I'm not talking about coat-tails and opening doors. Newman presents a very detailed picture of the gentleman, or the man who is "well to have a cultivated intellect, a delicate taste, a candid, equitable, dispassionate mind, a noble and courteous bearing in the conduct of life--" (V.9) Still sound stuffy? The gentleman is pretty much the person who loves those around him best. If you need more clarification than that, I highly recommend you pick up the book.

My question for Newman is this: if it is best for every man to be a gentleman for the well-being of his soul, shouldn't all people attend University? And if that were the case, who would be doing all the skilled and unskilled labor to make our world go round? As the granddaughter of a blue-collar man, I believe in the power of the laboring gentleman, but education seems to be an integral part of Newman's equation. That's further complicated by the fact that he was writing in Ireland at a time when work was scarce and families were starving. Why at such a time would Newman push for a return to the university education of the gentleman?
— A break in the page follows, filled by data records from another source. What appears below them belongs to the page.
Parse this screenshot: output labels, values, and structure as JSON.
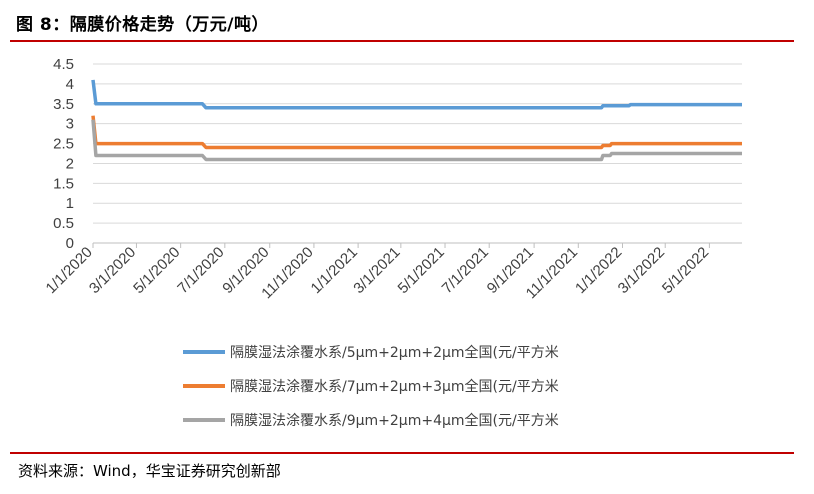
{
  "figure": {
    "title": "图 8：隔膜价格走势（万元/吨）",
    "source": "资料来源：Wind，华宝证券研究创新部",
    "accent_color": "#c00000"
  },
  "chart_data": {
    "type": "line",
    "title": "",
    "xlabel": "",
    "ylabel": "",
    "ylim": [
      0,
      4.5
    ],
    "y_ticks": [
      "0",
      "0.5",
      "1",
      "1.5",
      "2",
      "2.5",
      "3",
      "3.5",
      "4",
      "4.5"
    ],
    "x_ticks": [
      "1/1/2020",
      "3/1/2020",
      "5/1/2020",
      "7/1/2020",
      "9/1/2020",
      "11/1/2020",
      "1/1/2021",
      "3/1/2021",
      "5/1/2021",
      "7/1/2021",
      "9/1/2021",
      "11/1/2021",
      "1/1/2022",
      "3/1/2022",
      "5/1/2022"
    ],
    "x_range": [
      "2020-01-01",
      "2022-06-15"
    ],
    "grid": "horizontal",
    "legend_position": "bottom",
    "series": [
      {
        "name": "隔膜湿法涂覆水系/5μm+2μm+2μm全国(元/平方米",
        "color": "#5b9bd5",
        "points": [
          [
            "2020-01-01",
            4.1
          ],
          [
            "2020-01-05",
            3.5
          ],
          [
            "2020-05-31",
            3.5
          ],
          [
            "2020-06-05",
            3.4
          ],
          [
            "2021-12-03",
            3.4
          ],
          [
            "2021-12-05",
            3.45
          ],
          [
            "2022-01-10",
            3.45
          ],
          [
            "2022-01-12",
            3.48
          ],
          [
            "2022-06-15",
            3.48
          ]
        ]
      },
      {
        "name": "隔膜湿法涂覆水系/7μm+2μm+3μm全国(元/平方米",
        "color": "#ed7d31",
        "points": [
          [
            "2020-01-01",
            3.2
          ],
          [
            "2020-01-05",
            2.5
          ],
          [
            "2020-05-31",
            2.5
          ],
          [
            "2020-06-05",
            2.4
          ],
          [
            "2021-12-03",
            2.4
          ],
          [
            "2021-12-05",
            2.45
          ],
          [
            "2021-12-15",
            2.45
          ],
          [
            "2021-12-17",
            2.5
          ],
          [
            "2022-06-15",
            2.5
          ]
        ]
      },
      {
        "name": "隔膜湿法涂覆水系/9μm+2μm+4μm全国(元/平方米",
        "color": "#a5a5a5",
        "points": [
          [
            "2020-01-01",
            3.1
          ],
          [
            "2020-01-05",
            2.2
          ],
          [
            "2020-05-31",
            2.2
          ],
          [
            "2020-06-05",
            2.1
          ],
          [
            "2021-12-03",
            2.1
          ],
          [
            "2021-12-05",
            2.2
          ],
          [
            "2021-12-15",
            2.2
          ],
          [
            "2021-12-17",
            2.25
          ],
          [
            "2022-06-15",
            2.25
          ]
        ]
      }
    ]
  }
}
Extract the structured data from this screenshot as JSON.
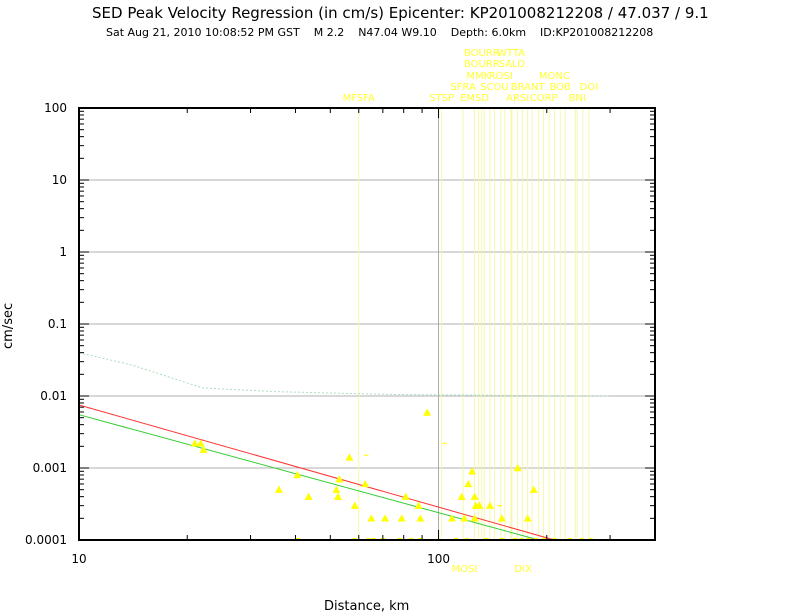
{
  "chart_data": {
    "type": "scatter",
    "title": "SED Peak Velocity Regression (in cm/s) Epicenter: KP201008212208 / 47.037 / 9.1",
    "subtitle": "Sat Aug 21, 2010 10:08:52 PM GST    M 2.2    N47.04 W9.10    Depth: 6.0km    ID:KP201008212208",
    "xlabel": "Distance, km",
    "ylabel": "cm/sec",
    "xscale": "log",
    "yscale": "log",
    "xlim": [
      10,
      400
    ],
    "ylim": [
      0.0001,
      100
    ],
    "grid": true,
    "x_tick_labels": [
      {
        "value": 10,
        "label": "10"
      },
      {
        "value": 100,
        "label": "100"
      }
    ],
    "y_tick_labels": [
      {
        "value": 100,
        "label": "100"
      },
      {
        "value": 10,
        "label": "10"
      },
      {
        "value": 1,
        "label": "1"
      },
      {
        "value": 0.1,
        "label": "0.1"
      },
      {
        "value": 0.01,
        "label": "0.01"
      },
      {
        "value": 0.001,
        "label": "0.001"
      },
      {
        "value": 0.0001,
        "label": "0.0001"
      }
    ],
    "colors": {
      "points": "#ffff00",
      "station_labels": "#ffff33",
      "station_lines": "#f5f59a",
      "red_line": "#ff3333",
      "green_line": "#33cc33",
      "dotted_curve": "#aaddbb",
      "grid": "#999999"
    },
    "points": [
      [
        21.0,
        0.0022
      ],
      [
        21.8,
        0.0022
      ],
      [
        22.2,
        0.0018
      ],
      [
        36.0,
        0.0005
      ],
      [
        40.5,
        0.0008
      ],
      [
        43.5,
        0.0004
      ],
      [
        52.0,
        0.0005
      ],
      [
        52.5,
        0.0004
      ],
      [
        53.0,
        0.0007
      ],
      [
        56.5,
        0.0014
      ],
      [
        58.5,
        0.0003
      ],
      [
        62.5,
        0.0006
      ],
      [
        65.0,
        0.0002
      ],
      [
        71.0,
        0.0002
      ],
      [
        79.0,
        0.0002
      ],
      [
        81.0,
        0.0004
      ],
      [
        88.0,
        0.0003
      ],
      [
        89.0,
        0.0002
      ],
      [
        93.0,
        0.0059
      ],
      [
        109.0,
        0.0002
      ],
      [
        116.0,
        0.0004
      ],
      [
        118.0,
        0.0002
      ],
      [
        121.0,
        0.0006
      ],
      [
        124.0,
        0.0009
      ],
      [
        126.0,
        0.0004
      ],
      [
        127.0,
        0.0003
      ],
      [
        126.0,
        0.0002
      ],
      [
        130.0,
        0.0003
      ],
      [
        139.0,
        0.0003
      ],
      [
        150.0,
        0.0002
      ],
      [
        166.0,
        0.001
      ],
      [
        177.0,
        0.0002
      ],
      [
        184.0,
        0.0005
      ]
    ],
    "faint_points": [
      [
        63.0,
        0.0015
      ],
      [
        104.0,
        0.0022
      ],
      [
        148.0,
        0.0003
      ]
    ],
    "baseline_points_x": [
      40.5,
      58.5,
      64,
      66,
      70,
      78,
      84,
      89,
      112,
      120,
      136,
      150,
      163,
      170,
      178,
      186,
      196,
      210,
      232,
      250,
      265
    ],
    "regression_lines": [
      {
        "color": "red",
        "x": [
          10,
          210
        ],
        "y": [
          0.0075,
          0.0001
        ]
      },
      {
        "color": "green",
        "x": [
          10,
          190
        ],
        "y": [
          0.0055,
          0.0001
        ]
      }
    ],
    "upper_curve": {
      "x": [
        10,
        14,
        18,
        22,
        25,
        35,
        50,
        75,
        100,
        150,
        200,
        300
      ],
      "y": [
        0.04,
        0.027,
        0.018,
        0.013,
        0.0125,
        0.0115,
        0.011,
        0.0105,
        0.0104,
        0.0102,
        0.0101,
        0.01
      ]
    },
    "stations": [
      {
        "name": "MFSFA",
        "x": 60,
        "row": 5
      },
      {
        "name": "STSP",
        "x": 102,
        "row": 5
      },
      {
        "name": "SFRA",
        "x": 117,
        "row": 4
      },
      {
        "name": "EMSD",
        "x": 126,
        "row": 5
      },
      {
        "name": "MMK",
        "x": 129,
        "row": 3
      },
      {
        "name": "BOURR",
        "x": 132,
        "row": 1
      },
      {
        "name": "BOURR",
        "x": 132,
        "row": 2
      },
      {
        "name": "SCOU",
        "x": 143,
        "row": 4
      },
      {
        "name": "ROSI",
        "x": 149,
        "row": 3
      },
      {
        "name": "WTTA",
        "x": 159,
        "row": 1
      },
      {
        "name": "SALO",
        "x": 160,
        "row": 2
      },
      {
        "name": "ARSI",
        "x": 166,
        "row": 5
      },
      {
        "name": "BRANT",
        "x": 177,
        "row": 4
      },
      {
        "name": "CORP",
        "x": 196,
        "row": 5
      },
      {
        "name": "MONC",
        "x": 210,
        "row": 3
      },
      {
        "name": "BOB",
        "x": 218,
        "row": 4
      },
      {
        "name": "BNI",
        "x": 243,
        "row": 5
      },
      {
        "name": "DOI",
        "x": 262,
        "row": 4
      }
    ],
    "bottom_stations": [
      {
        "name": "MOSI",
        "x": 118
      },
      {
        "name": "DIX",
        "x": 172
      }
    ],
    "extra_station_lines_x": [
      134,
      139,
      153,
      171,
      182,
      190,
      203,
      225,
      240,
      252
    ]
  }
}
I certainly find the arguments within the book compelling now, but the historical context of this book problematizes the message for me.

Newman has me convinced: university education is constantly in danger of falling into pedantry or worse. We must be diligent teachers and students so that intellect is being fostered in the proper environment and to proper ends. But Newman hasn't quite convinced me that at a time when Ireland's people were dying by the thousands, a good university education was what the doctor ordered.